Sua forma de apresentação clínica é bem variável, desde a forma assintomática
até a morte súbita. Apesar de grande parte dos indivíduos permanecerem
assintomáticos, quando desenvolvem sintomas podem-se observar as seguintes
manifestações:

  • Falta de ar, especialmente durante o exercício
  • Dor
    no peito
    , especialmente durante o exercício
  • Palpitações
  • Tontura
  • Síncope (desmaio) – particularmente durante ou imediatamente após
    o esforço

Quando procurar um Pronto
Atendimento?

Procure um Pronto Atendimento se você tiver algum dos seguintes sintomas:

  • Batimentos cardíacos rápidos ou irregulares
  • Dificuldade para respirar
  • Dor no peito
  • Síncope

Quando suspeitar de Cardiomiopatia
Hipertrófica?

Deve-se levantar a hipótese no caso de história familiar positiva para CMH,
presença de sopro cardíaco (ejeção sistólica) e eletrocardiograma anormal
que mostre evidências inexplicáveis de hipertrofia ventricular esquerda e
sintomas clínicos, incluindo síncope. 

Nesses casos, deve-se sempre realizar um exame de imagem como o
ecocardiograma para definir a presença de hipertrofia ventricular.

Quais exames podem ser realizados para o
diagnóstico de CMH?

Os métodos complementares utilizados para o diagnóstico de CMH são:

Eletrocardiograma (ECG)

O ECG apesar de não apresentar nenhum padrão específico para o diagnóstico,
apresenta-se alterado em cerca de 90% dos casos. Alguns dos achados no ECG
são:   hipertrofia ventricular esquerda, ondas Q proeminentes,
alterações de repolarização, ondas T profundamente invertidas e arritmias
cardíacas. 

Ecocardiograma Transtorácico
(ETT)

O ecocardiograma transtorácico bidimensional com doppler colorido, doppler
espectral e Doppler tecidual é o método que confirma o diagnóstico e ainda
permite diversas avaliações para definição de conduta.
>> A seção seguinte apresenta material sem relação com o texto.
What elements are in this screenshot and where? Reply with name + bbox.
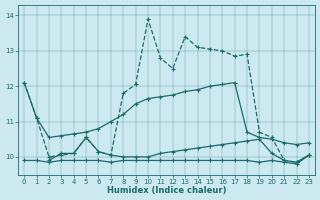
X-axis label: Humidex (Indice chaleur): Humidex (Indice chaleur) xyxy=(107,186,226,195)
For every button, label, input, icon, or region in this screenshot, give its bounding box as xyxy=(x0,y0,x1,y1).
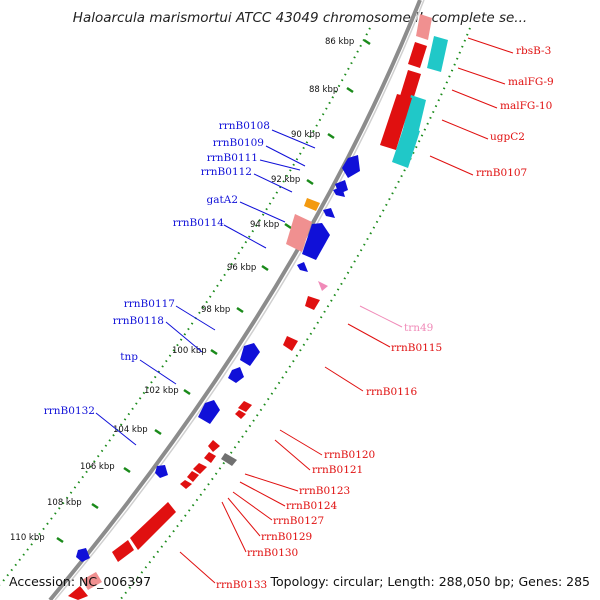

Entre os parâmetros
avaliados pelo ETT encontram-se:

  • Dimensões das cavidades
  • Localização da hipertrofia
  • Presença de gradiente intraventricular
  • Movimento anterior sistólico mitral e regurgitação mitral
  • Função diastólica.

O diagnóstico de CMH em adultos  é confirmado quando existe um aumento
inexplicado da espessura da parede do ventrículo esquerdo (VE)  ≥15 mm,
visualizado em qualquer parede do VE. Uma espessura de parede ≥ 13 mm também
pode ser considerada como diagnóstico de MCH particularmente quando
identificada em um paciente cujo membro da família também possui este
diagnóstico.  

O Ecocardiograma também é importante para avaliação da valva mitral e da via
de saída do ventrículo esquerdo (VE).  Aproximadamente um terço dos
pacientes tem uma alteração conhecida como movimento anterior sistólico dos
folhetos da válvula mitral, que resulta em obstrução do trato de saída do
VE, enquanto um terço tem obstrução latente apenas durante manobras que
alteram a contratilidade do VE.

Teste Ergométrico (teste de
esforço)

O teste de ergométrico é um exame importante a ser realizado para melhor
estratificação de risco de complicações cardíacas (ex.: morte súbita) no
portador dessa miocardiopatia. Avalia de forma objetiva a capacidade
funcional (condicionamento) do indivíduo, avalia o comportamento da pressão
arterial no esforço, fornece informações sobre integridade das respostas
vasculares e  avalia o risco de isquemia e arritmia relacionada ao
exercício. 

Holter 24

O Holter 24h é fundamental para pesquisa de arritmias supraventriculares e
ventriculares, sendo importante na estratificação de risco de morte
súbita.

Ressonância Magnética
Cardíaca

Nos casos em que se tenha dificuldade de definir o diagnóstico com a
ecocardiografia transtorácica a ressonância magnética cardíaca pode ser
utilizada. É razoável considerar a realização de ressonância cardíaca para
fins de estratificação de risco, como por exemplo presença de fibrose
miocárdica.

Diagnóstico diferencial

A  CMH deve ser distinguida das causas adquiridas de hipertrofia
cardíaca. As causas mais comuns são hipertensão e estenose da valva
aórtica. 

Atletas altamente treinados também podem desenvolver hipertrofia cardíaca
(chamado de “coração do atleta”), resultando em medidas de
espessura da parede em uma faixa que pode se sobrepor com as observadas em
pacientes com CMH.

Como é o tratamento da cardiomiopatia
hipertrófica?

Atualmente, não há cura para HCM, mas os tratamentos estão disponíveis para
ajudar a controlar os sintomas e prevenir complicações. A terapia
farmacológica é administrada de forma empírica para melhorar a capacidade
funcional, reduzir os sintomas e prevenir a progressão da doença. 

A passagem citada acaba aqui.